(ブルームバーグ): 海外通貨に対する日本円の総合的な実力を示す実質実効為替レートが、半世紀ぶりの低水準となっている。海外に比べて低位にとどまる日本の物価水準や足元の円安進行が低下の背景にある。

  日本銀行が23日に公表した4月の実質実効為替レートは60.91と、1971年8月の58.41以来の水準に低下した。

  長期にわたり日本経済のデフレ状態が続いたことが同レートの低下の主因。足元でも米欧では前年比上昇率が8%前後とインフレが高進しているのに対し、日本の4月の全国消費者物価指数(除く生鮮食品)は2.1%に伸びを高めたものの、欧米とは格差がある。

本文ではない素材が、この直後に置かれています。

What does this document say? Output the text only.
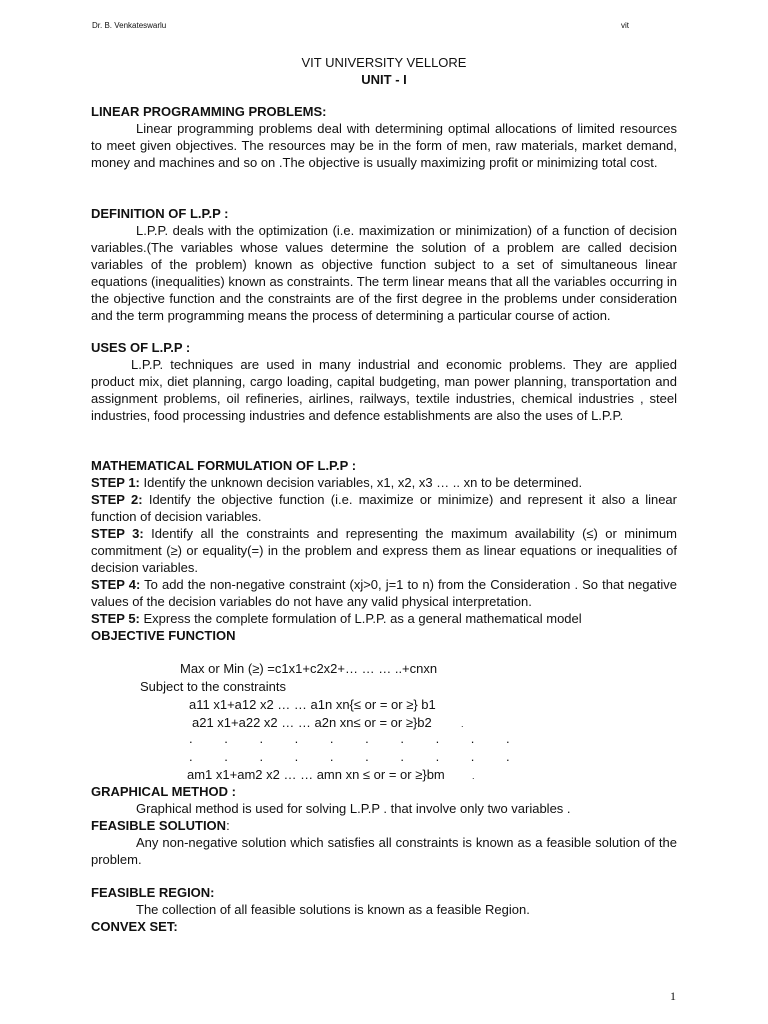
Dr. B. Venkateswarlu	vit
VIT UNIVERSITY VELLORE
UNIT - I
LINEAR PROGRAMMING PROBLEMS:
Linear programming problems deal with determining optimal allocations of limited resources to meet given objectives. The resources may be in the form of men, raw materials, market demand, money and machines and so on .The objective is usually maximizing profit or minimizing total cost.
DEFINITION OF L.P.P :
L.P.P. deals with the optimization (i.e. maximization or minimization) of a function of decision variables.(The variables whose values determine the solution of a problem are called decision variables of the problem) known as objective function subject to a set of simultaneous linear equations (inequalities) known as constraints. The term linear means that all the variables occurring in the objective function and the constraints are of the first degree in the problems under consideration and the term programming means the process of determining a particular course of action.
USES OF L.P.P :
L.P.P. techniques are used in many industrial and economic problems. They are applied product mix, diet planning, cargo loading, capital budgeting, man power planning, transportation and assignment problems, oil refineries, airlines, railways, textile industries, chemical industries , steel industries, food processing industries and defence establishments are also the uses of L.P.P.
MATHEMATICAL FORMULATION OF L.P.P :
STEP 1: Identify the unknown decision variables, x1, x2, x3 … .. xn to be determined.
STEP 2: Identify the objective function (i.e. maximize or minimize) and represent it also a linear function of decision variables.
STEP 3: Identify all the constraints and representing the maximum availability (≤) or minimum commitment (≥) or equality(=) in the problem and express them as linear equations or inequalities of decision variables.
STEP 4: To add the non-negative constraint (xj>0, j=1 to n) from the Consideration . So that negative values of the decision variables do not have any valid physical interpretation.
STEP 5: Express the complete formulation of L.P.P. as a general mathematical model
OBJECTIVE FUNCTION
Max or Min (≥) =c1x1+c2x2+… … … ..+cnxn
Subject to the constraints
a11 x1+a12 x2 … … a1n xn{≤ or = or ≥} b1
a21 x1+a22 x2 … … a2n xn≤ or = or ≥}b2	.
. . . . . . . . . .
. . . . . . . . . .
am1 x1+am2 x2 … … amn xn ≤ or = or ≥}bm	.
GRAPHICAL METHOD :
Graphical method is used for solving L.P.P . that involve only two variables .
FEASIBLE SOLUTION:
Any non-negative solution which satisfies all constraints is known as a feasible solution of the problem.
FEASIBLE REGION:
The collection of all feasible solutions is known as a feasible Region.
CONVEX SET:
1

  円は年初来、主要10カ国通貨全てに対し下落している。対ドルでは4月に約20年ぶりの円安水準となる1ドル=131円台を付けた。米欧の中央銀行がインフレ対応で金融引き締めに乗り出す一方、日銀は2%の物価安定目標の達成まで現行緩和策を維持する方針で、方向性の違いが円売り要因となっている。

  実質実効為替レートは特定の2通貨間だけでなく、対象となる全ての通貨と円との為替レートを貿易額などで加重平均し、各国の物価動向も反映している。日銀は国際決済銀行(BIS)が公表したレートを利用している。